By Jo Mannies, Beacon Political Reporter
Posted 1:12 pm, Tue., 11.23.10
Gov. Jay Nixon's new round of hefty campaign donations from labor unions -- $150,000 since last Friday -- is prompting lots of speculation among political watchdogs and the press on what might be driving the flurry of union checks.
Some news outlets cite the governor's flyaround tour last Friday in which he announced that he supports a new nuclear plant, which would create union jobs.
That same day, the region's Plumbers and Pipefitters union gave the governor $25,000. On Monday, the Hazelwood-based United Autoworkers, Region 5, gave him $100,000. The Ironworkers union also kicked in $25,000.
But labor sources cite another issue driving the largess to the governor: a possible showdown in the Republican-controlled state Legislature over right to work.
The new Republican leader in the state Senate -- Sen. Rob Mayer, R-Dexter -- announced shortly after his selection that one of his top issues would be the passage of legislation to make Missouri a right-to-work state.
Under right to work, companies and unions are barred from requiring all workers in a union-represented unit to pay union dues as a requirement of employment. Such requirements are known as "closed shops."
Mayer and his allies contend that Missouri has lost jobs, particularly in the auto industry, because businesses have migrated to right-to-work states, such as neighboring Arkansas.

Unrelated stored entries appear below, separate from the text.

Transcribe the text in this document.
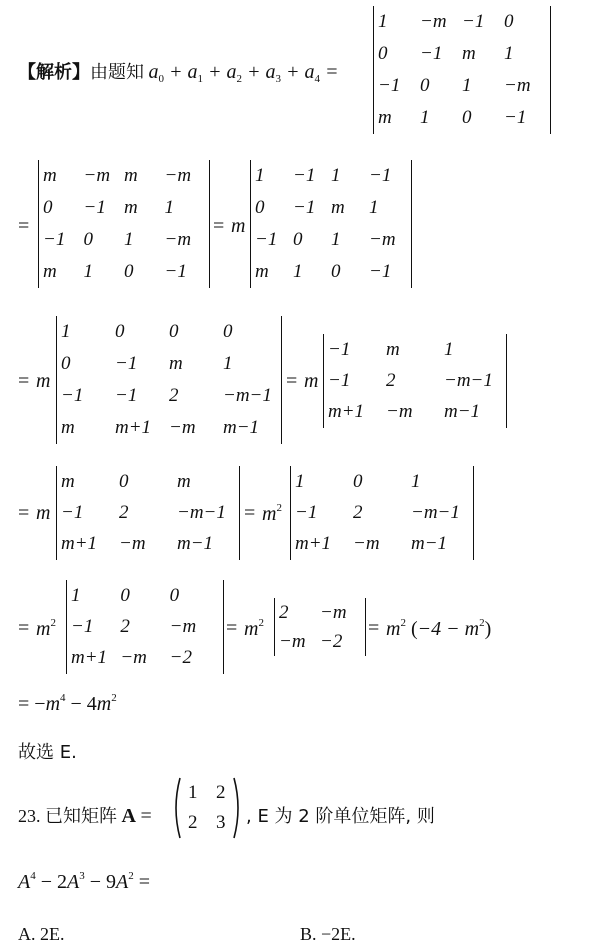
【解析】由题知 $a_0 + a_1 + a_2 + a_3 + a_4$ =
1 −m −1 0
0 −1 m 1
−1 0 1 −m
m 1 0 −1
=
m −m m −m
0 −1 m 1
−1 0 1 −m
m 1 0 −1
= m
1 −1 1 −1
0 −1 m 1
−1 0 1 −m
m 1 0 −1
= m
1 0 0 0
0 −1 m 1
−1 −1 2 −m−1
m m+1 −m m−1
= m
−1 m 1
−1 2	−m−1
m+1 −m m−1
= m
m 0	m
−1 2	−m−1
m+1 −m m−1
= $m^2$
1	0	1
−1 2	−m−1
m+1 −m m−1
= $m^2$
1 0 0
−1 2 −m
m+1 −m −2
= $m^2$
2 −m
−m −2
= $m^2$ $(-4 - m^2)$
= $-m^4 - 4m^2$
故选 E.
23. 已知矩阵 A =
1 2
2 3 , E 为 2 阶单位矩阵, 则
$A^4 - 2A^3 - 9A^2$ =
A. 2E.	B. −2E.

The Missouri AFL-CIO contends that Missouri is losing jobs to Mexico and China -- and that right to work wouldn't change that. (Click here to read the Beacon's story earlier this month on labor's mobilization effort against the GOP push.)
In any case, if the Legislature passed a right-to-work law it would be up to Nixon -- a Democrat seeking re-election in 2012 -- to sign or veto the measure. Since labor is among the Democratic Party's most powerful blocs, the assumption is that Nixon would veto the bill.
The Legislature might seek to skirt Nixon by putting a right-to-work proposal directly on the 2012 ballot. Labor won a similar ballot fight in 1978, but its numbers in the state's workplaces now are about half of what they were 32 years ago.
Retiring U.S. Sen. Christopher "Kit" Bond, R-Mo., said in an interview Monday that the 1978 battle over right to work turned out to be "a disaster" for the GOP.
"It wiped out every single Republican from top to bottom," said Bond.
When asked about this year's possible renewal of the fight, Bond replied that Republicans in the state Legislature should reconsider -- and think about what happened in 1978.